While the hubby gets a W-2, I get 1099-MISC forms from the clients who paid me for jobs last year. This form is required if you got at least $600 from a payor. But even if you made less and didn't get a 1099-MISC, you are still are required by law to report the income.

Other income, such as a state tax refund or unemployment benefits are reported to you on Form 1099-G. Prize winnings, both on cash payouts or value of property won, is reported to you via Form W-2G.

And if a lender or debtor forgave your credit card or other debt, that canceled amount, in most instances, is considered taxable income and is reported on Form 1099-C.

Investment earnings: Many of you, like me, are receiving 1099-DIV and 1099-INT forms.

Earnings from these go on Schedule B. The interest is in part 1 of that form and is taxed at ordinary rates.

The 1099-DIV data will go in part 2 of Schedule B. Note that some dividends on 1099-DIV are qualified, meaning they get the lower capital gains rate tax treatment.

Speaking of capital gains, 1099-DIV also might include capital gains distributions, which also get the lower tax rate when figuring how much they'll add to your tax bill.

And if you used a broker to handle your trades, then you'll also get a 1099-B.

Homeowners: Mortgage interest and any points you paid to get a lower rate on your home loan are shown on your lender's Form 1098. If your property tax bill is paid by your mortgage holder on your behalf, that tax information will be on the 1098, too.

So is any private mortgage insurance, or PMI, which for the 2013 tax year is still deductible for some taxpayers as mortgage interest.

Education: Students might get Form 1098-T, which shows tuition payments.

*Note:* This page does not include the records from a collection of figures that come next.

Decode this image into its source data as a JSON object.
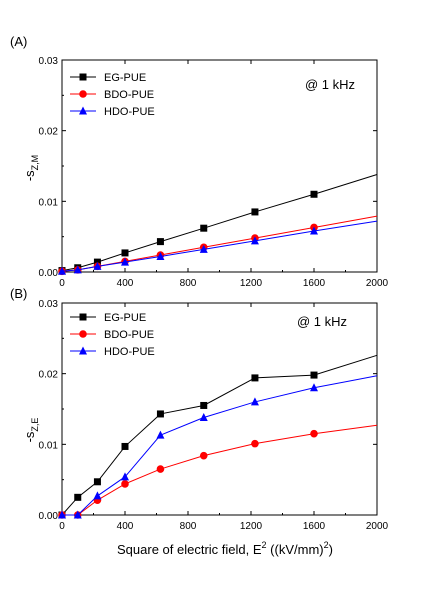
{
  "chart_data": [
    {
      "type": "line",
      "panel_label": "(A)",
      "annotation": "@ 1 kHz",
      "ylabel_main": "-s",
      "ylabel_sub": "Z,M",
      "xlim": [
        0,
        2000
      ],
      "ylim": [
        0,
        0.03
      ],
      "xticks": [
        "0",
        "400",
        "800",
        "1200",
        "1600",
        "2000"
      ],
      "yticks": [
        "0.00",
        "0.01",
        "0.02",
        "0.03"
      ],
      "grid": false,
      "legend_position": "top-left",
      "series": [
        {
          "name": "EG-PUE",
          "color": "#000000",
          "marker": "square",
          "x": [
            0,
            100,
            225,
            400,
            625,
            900,
            1225,
            1600
          ],
          "y": [
            0.0002,
            0.0006,
            0.0014,
            0.0027,
            0.0043,
            0.0062,
            0.0085,
            0.011
          ],
          "trend_y": 0.0138
        },
        {
          "name": "BDO-PUE",
          "color": "#ff0000",
          "marker": "circle",
          "x": [
            0,
            100,
            225,
            400,
            625,
            900,
            1225,
            1600
          ],
          "y": [
            0.0001,
            0.0003,
            0.0008,
            0.0015,
            0.0024,
            0.0035,
            0.0048,
            0.0063
          ],
          "trend_y": 0.0079
        },
        {
          "name": "HDO-PUE",
          "color": "#0000ff",
          "marker": "triangle",
          "x": [
            0,
            100,
            225,
            400,
            625,
            900,
            1225,
            1600
          ],
          "y": [
            0.0001,
            0.0003,
            0.0008,
            0.0014,
            0.0022,
            0.0032,
            0.0044,
            0.0058
          ],
          "trend_y": 0.0072
        }
      ]
    },
    {
      "type": "line",
      "panel_label": "(B)",
      "annotation": "@ 1 kHz",
      "ylabel_main": "-s",
      "ylabel_sub": "Z,E",
      "xlabel_main": "Square of electric field, E",
      "xlabel_sup": "2",
      "xlabel_unit_main": " ((kV/mm)",
      "xlabel_unit_sup": "2",
      "xlabel_unit_end": ")",
      "xlim": [
        0,
        2000
      ],
      "ylim": [
        0,
        0.03
      ],
      "xticks": [
        "0",
        "400",
        "800",
        "1200",
        "1600",
        "2000"
      ],
      "yticks": [
        "0.00",
        "0.01",
        "0.02",
        "0.03"
      ],
      "grid": false,
      "legend_position": "top-left",
      "series": [
        {
          "name": "EG-PUE",
          "color": "#000000",
          "marker": "square",
          "x": [
            0,
            100,
            225,
            400,
            625,
            900,
            1225,
            1600
          ],
          "y": [
            0.0,
            0.0025,
            0.0047,
            0.0097,
            0.0143,
            0.0155,
            0.0194,
            0.0198
          ],
          "trend_y": 0.0226
        },
        {
          "name": "BDO-PUE",
          "color": "#ff0000",
          "marker": "circle",
          "x": [
            0,
            100,
            225,
            400,
            625,
            900,
            1225,
            1600
          ],
          "y": [
            0.0,
            0.0,
            0.0021,
            0.0044,
            0.0065,
            0.0084,
            0.0101,
            0.0115
          ],
          "trend_y": 0.0127
        },
        {
          "name": "HDO-PUE",
          "color": "#0000ff",
          "marker": "triangle",
          "x": [
            0,
            100,
            225,
            400,
            625,
            900,
            1225,
            1600
          ],
          "y": [
            0.0,
            0.0,
            0.0027,
            0.0054,
            0.0113,
            0.0138,
            0.016,
            0.018
          ],
          "trend_y": 0.0197
        }
      ]
    }
  ]
}
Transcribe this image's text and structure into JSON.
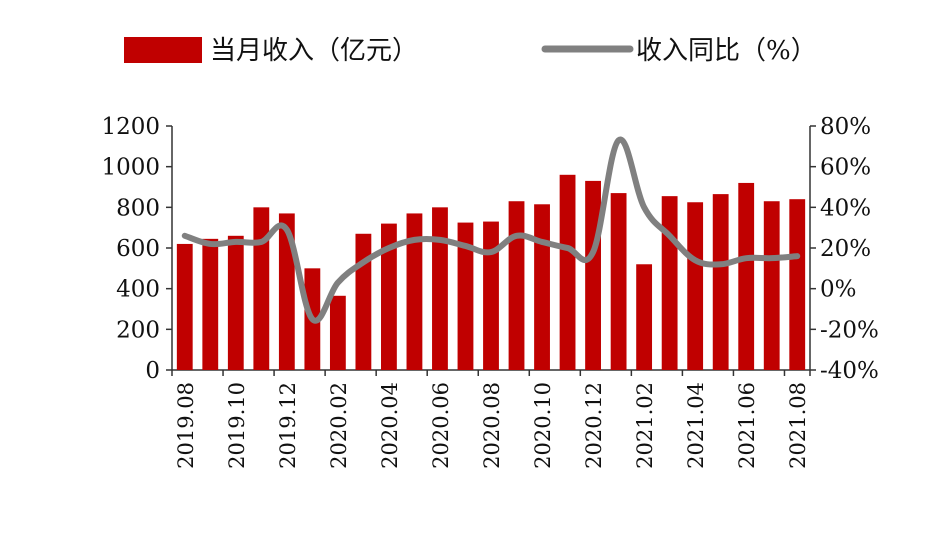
{
  "chart_data": {
    "type": "bar",
    "title": "",
    "xlabel": "",
    "ylabel": "",
    "legend_position": "top",
    "grid": false,
    "categories": [
      "2019.08",
      "2019.09",
      "2019.10",
      "2019.11",
      "2019.12",
      "2020.01",
      "2020.02",
      "2020.03",
      "2020.04",
      "2020.05",
      "2020.06",
      "2020.07",
      "2020.08",
      "2020.09",
      "2020.10",
      "2020.11",
      "2020.12",
      "2021.01",
      "2021.02",
      "2021.03",
      "2021.04",
      "2021.05",
      "2021.06",
      "2021.07",
      "2021.08"
    ],
    "xtick_labels": [
      "2019.08",
      "2019.10",
      "2019.12",
      "2020.02",
      "2020.04",
      "2020.06",
      "2020.08",
      "2020.10",
      "2020.12",
      "2021.02",
      "2021.04",
      "2021.06",
      "2021.08"
    ],
    "ylim_left": [
      0,
      1200
    ],
    "yticks_left": [
      "0",
      "200",
      "400",
      "600",
      "800",
      "1000",
      "1200"
    ],
    "ylim_right": [
      -40,
      80
    ],
    "yticks_right": [
      "-40%",
      "-20%",
      "0%",
      "20%",
      "40%",
      "60%",
      "80%"
    ],
    "series": [
      {
        "name": "当月收入（亿元）",
        "type": "bar",
        "axis": "left",
        "color": "#C00000",
        "values": [
          620,
          645,
          660,
          800,
          770,
          500,
          365,
          670,
          720,
          770,
          800,
          725,
          730,
          830,
          815,
          960,
          930,
          870,
          520,
          855,
          825,
          865,
          920,
          830,
          840
        ]
      },
      {
        "name": "收入同比（%）",
        "type": "line",
        "axis": "right",
        "color": "#808080",
        "values": [
          26,
          22,
          23,
          23,
          29,
          -15,
          3,
          13,
          20,
          24,
          24,
          21,
          18,
          26,
          23,
          20,
          18,
          73,
          40,
          26,
          14,
          12,
          15,
          15,
          16
        ]
      }
    ]
  }
}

There's also Form 1098-E showing how much student loan interest you paid last year.

Variations accepted: The forms noted and linked here and discussed in the tax tip over at are the official IRS versions. You, however, might get a different looking document. That's OK.

The IRS gives companies leeway to use statements that fit their software and system. Just look for the identification of it as a "substitute" tax statement.

Double check information: Whatever format the document uses, be sure to check all of the tax statements as soon as they arrive or you download them.

If you find a discrepancy against your own records, call the payor and get an explanation. If your numbers are correct, ask the issuer to send you and the IRS a corrected form.

By catching any mistake early, you'll be able to get the correct information in plenty of time to file your tax return by the April 15 deadline.